MOISSONS : Tu ne moissonneras jamais toute la surface de tes champs. Tu laisseras un coin où les pauvres pourront venir faucher.

ANNEE SHABBATIQUE : Chaque 50ème année, on remettra les dettes pour que chaque famille ne soit pas enlisée à jamais dans la misère.

CRIS DES PROPHETES : cette législation n’est hélas pas observée si bien que le fossé s’élargit entre riches et pauvres. Au nom de Dieu, les prophètes hurlent.

AMOS (-8ème siècle – 1ère lecture de ce dimanche) : « Ecoutez vous qui écrasez le pauvre, qui faussez vos balances, augmentez vos prix. Le Seigneur le jure : « Jamais je n’oublierai aucun de vos méfaits !…Je méprise vos pèlerinages, rien ne me plaît dans vos offrandes. Fais taire le brouhaha de tes cantiques. Mais que le droit jaillisse comme les eaux, et la justice comme un torrent intarissable »

ISAÎE : « Que me fait la multitude de vos sacrifices ? dit le Seigneur.
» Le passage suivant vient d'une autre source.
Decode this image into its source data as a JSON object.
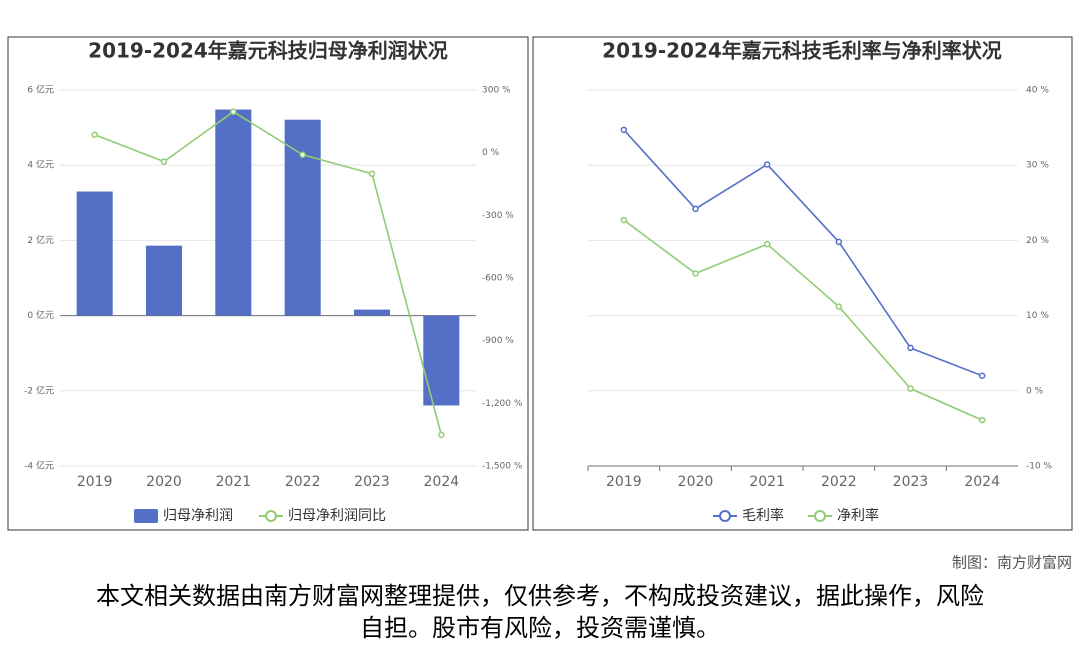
{
  "chart_data": [
    {
      "type": "bar",
      "title": "2019-2024年嘉元科技归母净利润状况",
      "categories": [
        "2019",
        "2020",
        "2021",
        "2022",
        "2023",
        "2024"
      ],
      "series": [
        {
          "name": "归母净利润",
          "type": "bar",
          "axis": "y",
          "color": "#5470c6",
          "values": [
            3.3,
            1.86,
            5.48,
            5.21,
            0.16,
            -2.39
          ]
        },
        {
          "name": "归母净利润同比",
          "type": "line",
          "axis": "y2",
          "color": "#91cc75",
          "values": [
            86,
            -43,
            196,
            -10,
            -101,
            -1351
          ]
        }
      ],
      "ylim": [
        -4,
        6
      ],
      "yticks": [
        {
          "value": -4,
          "label": "-4 亿元"
        },
        {
          "value": -2,
          "label": "-2 亿元"
        },
        {
          "value": 0,
          "label": "0 亿元"
        },
        {
          "value": 2,
          "label": "2 亿元"
        },
        {
          "value": 4,
          "label": "4 亿元"
        },
        {
          "value": 6,
          "label": "6 亿元"
        }
      ],
      "y2lim": [
        -1500,
        300
      ],
      "y2ticks": [
        {
          "value": -1500,
          "label": "-1,500 %"
        },
        {
          "value": -1200,
          "label": "-1,200 %"
        },
        {
          "value": -900,
          "label": "-900 %"
        },
        {
          "value": -600,
          "label": "-600 %"
        },
        {
          "value": -300,
          "label": "-300 %"
        },
        {
          "value": 0,
          "label": "0 %"
        },
        {
          "value": 300,
          "label": "300 %"
        }
      ],
      "grid": true
    },
    {
      "type": "line",
      "title": "2019-2024年嘉元科技毛利率与净利率状况",
      "categories": [
        "2019",
        "2020",
        "2021",
        "2022",
        "2023",
        "2024"
      ],
      "series": [
        {
          "name": "毛利率",
          "type": "line",
          "axis": "y",
          "color": "#5470c6",
          "values": [
            34.7,
            24.2,
            30.1,
            19.8,
            5.7,
            2.0
          ]
        },
        {
          "name": "净利率",
          "type": "line",
          "axis": "y",
          "color": "#91cc75",
          "values": [
            22.7,
            15.6,
            19.5,
            11.2,
            0.3,
            -3.9
          ]
        }
      ],
      "ylim": [
        -10,
        40
      ],
      "yticks": [
        {
          "value": -10,
          "label": "-10 %"
        },
        {
          "value": 0,
          "label": "0 %"
        },
        {
          "value": 10,
          "label": "10 %"
        },
        {
          "value": 20,
          "label": "20 %"
        },
        {
          "value": 30,
          "label": "30 %"
        },
        {
          "value": 40,
          "label": "40 %"
        }
      ],
      "grid": true
    }
  ],
  "source": "制图：南方财富网",
  "disclaimer": "本文相关数据由南方财富网整理提供，仅供参考，不构成投资建议，据此操作，风险自担。股市有风险，投资需谨慎。"
}
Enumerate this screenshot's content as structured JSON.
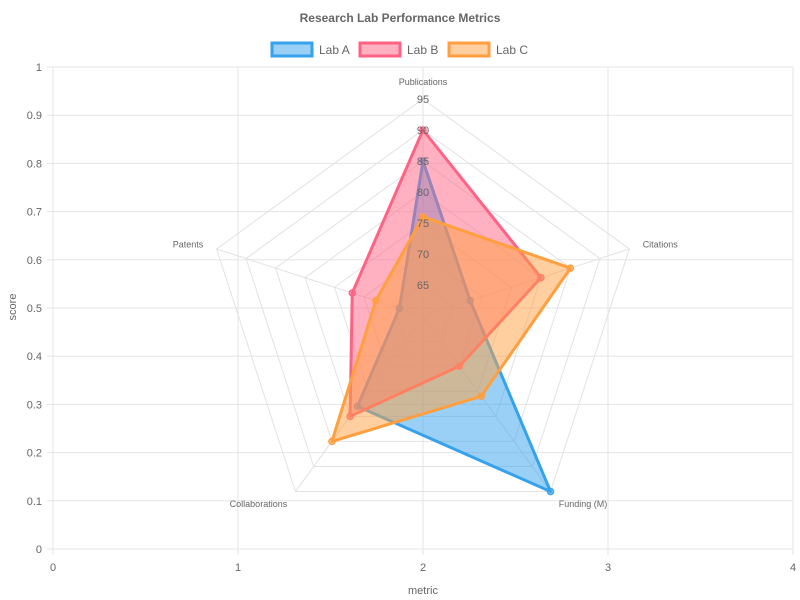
{
  "chart_data": {
    "type": "radar",
    "title": "Research Lab Performance Metrics",
    "xlabel": "metric",
    "ylabel": "score",
    "x_ticks": [
      "0",
      "1",
      "2",
      "3",
      "4"
    ],
    "y_ticks": [
      "0",
      "0.1",
      "0.2",
      "0.3",
      "0.4",
      "0.5",
      "0.6",
      "0.7",
      "0.8",
      "0.9",
      "1"
    ],
    "legend_position": "top",
    "grid": true,
    "categories": [
      "Publications",
      "Citations",
      "Funding (M)",
      "Collaborations",
      "Patents"
    ],
    "r_ticks": [
      65,
      70,
      75,
      80,
      85,
      90,
      95
    ],
    "r_range": [
      60,
      95
    ],
    "series": [
      {
        "name": "Lab A",
        "values": [
          85,
          68,
          95,
          78,
          64
        ]
      },
      {
        "name": "Lab B",
        "values": [
          90,
          80,
          70,
          80,
          72
        ]
      },
      {
        "name": "Lab C",
        "values": [
          76,
          85,
          76,
          85,
          68
        ]
      }
    ],
    "colors": {
      "Lab A": {
        "stroke": "#36A2EB",
        "fill": "rgba(54,162,235,0.5)"
      },
      "Lab B": {
        "stroke": "#FF6384",
        "fill": "rgba(255,99,132,0.5)"
      },
      "Lab C": {
        "stroke": "#FF9F40",
        "fill": "rgba(255,159,64,0.5)"
      }
    }
  }
}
Je déteste vos solennités. Vous avez beau multiplier les prières, je n’écoute pas car vos mains sont pleines de sang. Cessez de faire le mal, apprenez à faire le bien, recherchez la justice, faites droit aux pauvres ! J’attendais la justice et j’entends le cri des malheureux ! »

2ème LETTRE A TIMOTHEE : Nous n’avons rien apporté dans le monde et nous n’en pouvons rien emporter. Si donc nous avons nourriture et vêtement, nous nous en contenterons. Quant à ceux qui veulent s’enrichir, ils tombent dans le piège de la tentation, dans de multiples désirs pernicieux…La racine de tous les maux, en effet, c’est l’amour de l’argent. Pour s’y être livrés, certains se sont égarés loin de la foi. »

1ère LETTRE DE JEAN : « Jésus a donné sa vie pour nous : donc nous devons nous aussi donner notre vie pour nos frères. Si quelqu’un possède les biens de ce monde et voit son frère dans le besoin et qu’il se ferme à toute compassion, comment l’amour de Dieu demeurerait-il en lui ? Mes petits enfants, n’aimons pas en paroles mais en actes et dans la vérité »

PAPE FRANCOIS (La joie de l’Evangile) : … Une des causes de cette situation se trouve dans la relation que nous avons établie avec l’argent, puisque nous acceptons paisiblement sa prédominance sur nous et sur nos sociétés.

Nous avons créé de nouvelles idoles. L’adoration de l’antique veau d’or (cf. Ex 32, 1-35) a trouvé une nouvelle et impitoyable version dans le fétichisme de l’argent et dans la dictature de l’économie sans visage …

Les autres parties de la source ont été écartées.